2008_09_lirr.jpgThe NY Time has a huge, front page article on the curious "disability epidemic among" Long Island Rail Road retirees. In a nutshell, the article points out how many LIRR employees apply for disability after retiring...and they end up getting those federal payments. Back in 2004, 97% of employees who retired after the age of 50, applied for and received disability.

The article starts off at the Sunken Meadow golf course, citing how dozens of retired LIRR employees are enjoying the links: "These golfers are considered disabled. At an age when most people still work, they get a pension and tens of thousands of dollars in annual disability payments — a sum roughly equal to the base salary of their old jobs." And these are workers from train operations (conductors, engineers, track workers) and white collar positions (deputy general counsel, claims manager) applying for disability, according to the Times.

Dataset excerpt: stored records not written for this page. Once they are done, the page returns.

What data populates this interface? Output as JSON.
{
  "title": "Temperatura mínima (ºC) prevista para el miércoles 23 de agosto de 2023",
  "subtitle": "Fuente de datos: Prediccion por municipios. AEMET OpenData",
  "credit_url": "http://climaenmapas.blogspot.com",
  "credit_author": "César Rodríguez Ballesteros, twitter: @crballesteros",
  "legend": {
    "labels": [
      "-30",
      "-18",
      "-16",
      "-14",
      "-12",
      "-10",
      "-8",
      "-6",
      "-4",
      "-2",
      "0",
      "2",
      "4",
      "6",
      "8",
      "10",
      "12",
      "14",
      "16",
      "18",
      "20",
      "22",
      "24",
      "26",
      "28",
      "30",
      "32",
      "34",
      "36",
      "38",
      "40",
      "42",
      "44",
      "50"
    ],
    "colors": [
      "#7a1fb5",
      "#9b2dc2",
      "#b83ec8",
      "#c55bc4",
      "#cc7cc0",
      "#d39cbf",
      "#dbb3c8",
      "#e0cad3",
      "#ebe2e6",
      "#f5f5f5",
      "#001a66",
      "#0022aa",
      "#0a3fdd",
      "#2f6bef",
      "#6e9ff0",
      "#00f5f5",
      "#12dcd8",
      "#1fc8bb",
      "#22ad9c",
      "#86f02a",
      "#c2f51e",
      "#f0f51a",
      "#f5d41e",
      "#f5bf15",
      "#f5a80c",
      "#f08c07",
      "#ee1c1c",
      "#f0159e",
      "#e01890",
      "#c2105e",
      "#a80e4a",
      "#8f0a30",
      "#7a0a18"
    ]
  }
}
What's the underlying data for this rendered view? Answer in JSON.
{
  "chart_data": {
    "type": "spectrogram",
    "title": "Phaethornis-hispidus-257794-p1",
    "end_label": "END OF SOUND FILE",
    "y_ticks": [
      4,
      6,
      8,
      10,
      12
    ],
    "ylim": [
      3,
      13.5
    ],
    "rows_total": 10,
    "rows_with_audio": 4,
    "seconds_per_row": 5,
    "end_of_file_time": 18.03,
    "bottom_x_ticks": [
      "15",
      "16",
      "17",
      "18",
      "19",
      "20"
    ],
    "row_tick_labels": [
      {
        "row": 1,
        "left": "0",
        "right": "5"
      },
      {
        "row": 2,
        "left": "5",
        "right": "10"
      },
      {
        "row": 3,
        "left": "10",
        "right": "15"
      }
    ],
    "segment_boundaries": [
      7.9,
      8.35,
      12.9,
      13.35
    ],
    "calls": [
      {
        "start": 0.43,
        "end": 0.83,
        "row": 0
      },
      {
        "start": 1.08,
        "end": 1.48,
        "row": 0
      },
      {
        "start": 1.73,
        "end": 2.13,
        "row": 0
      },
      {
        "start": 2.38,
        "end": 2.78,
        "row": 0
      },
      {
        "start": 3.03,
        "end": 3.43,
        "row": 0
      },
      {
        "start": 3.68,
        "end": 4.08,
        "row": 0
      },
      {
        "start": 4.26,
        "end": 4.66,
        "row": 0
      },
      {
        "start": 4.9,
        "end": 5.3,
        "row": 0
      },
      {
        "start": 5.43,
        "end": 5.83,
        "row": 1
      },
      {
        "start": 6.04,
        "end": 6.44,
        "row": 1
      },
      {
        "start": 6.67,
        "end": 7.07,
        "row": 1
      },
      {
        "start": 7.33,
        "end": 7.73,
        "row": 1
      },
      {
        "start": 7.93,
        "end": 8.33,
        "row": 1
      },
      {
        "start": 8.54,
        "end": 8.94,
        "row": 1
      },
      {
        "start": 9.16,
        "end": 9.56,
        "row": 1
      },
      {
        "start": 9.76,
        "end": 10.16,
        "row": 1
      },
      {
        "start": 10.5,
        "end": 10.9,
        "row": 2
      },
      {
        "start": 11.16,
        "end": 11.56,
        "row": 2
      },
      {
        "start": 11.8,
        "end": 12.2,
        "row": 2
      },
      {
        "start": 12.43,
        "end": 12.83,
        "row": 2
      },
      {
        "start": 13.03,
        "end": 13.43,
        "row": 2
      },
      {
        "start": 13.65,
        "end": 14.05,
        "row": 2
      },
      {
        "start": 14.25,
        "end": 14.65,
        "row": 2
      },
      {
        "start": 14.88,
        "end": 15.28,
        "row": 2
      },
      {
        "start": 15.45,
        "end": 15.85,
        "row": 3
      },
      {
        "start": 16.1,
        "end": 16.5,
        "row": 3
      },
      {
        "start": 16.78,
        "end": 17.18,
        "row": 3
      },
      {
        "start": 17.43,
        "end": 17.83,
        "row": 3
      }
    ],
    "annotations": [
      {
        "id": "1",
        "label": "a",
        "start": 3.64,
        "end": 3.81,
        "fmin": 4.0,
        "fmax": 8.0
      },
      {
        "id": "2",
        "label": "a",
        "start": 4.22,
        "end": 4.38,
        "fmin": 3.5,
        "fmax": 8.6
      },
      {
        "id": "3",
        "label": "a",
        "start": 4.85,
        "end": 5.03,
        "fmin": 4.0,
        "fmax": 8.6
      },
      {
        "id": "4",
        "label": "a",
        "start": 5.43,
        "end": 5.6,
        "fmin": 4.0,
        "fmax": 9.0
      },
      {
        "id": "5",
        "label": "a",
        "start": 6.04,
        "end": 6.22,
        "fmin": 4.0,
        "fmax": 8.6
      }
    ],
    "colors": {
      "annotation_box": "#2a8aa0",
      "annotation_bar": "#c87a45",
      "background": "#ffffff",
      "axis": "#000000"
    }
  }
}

The article also points out how employees' early retirement ends up costing the MTA, because of "overtime, training of replacements and early pension payments." (All while the MTA is facing serious budget issues.) Also interesting: How union contracts have various rules that allow some workers to earn many times their usual daily wage--one employee whose base salary is usually around $50,000 earned over $250,000 in 2006, and the Times has an interactive graphic illustrating how he earned the equivalent of four days pay in one.

The article is very extensive and the TImes' findings are so alarming that the LIRR even sent a letter to the U.S. Railroad Retirement Board, the organization that approves disability. And to put things into perspective within the MTA, here's a good passage that compares the LIRR with the MTA's other commuter railroad, Metro-North.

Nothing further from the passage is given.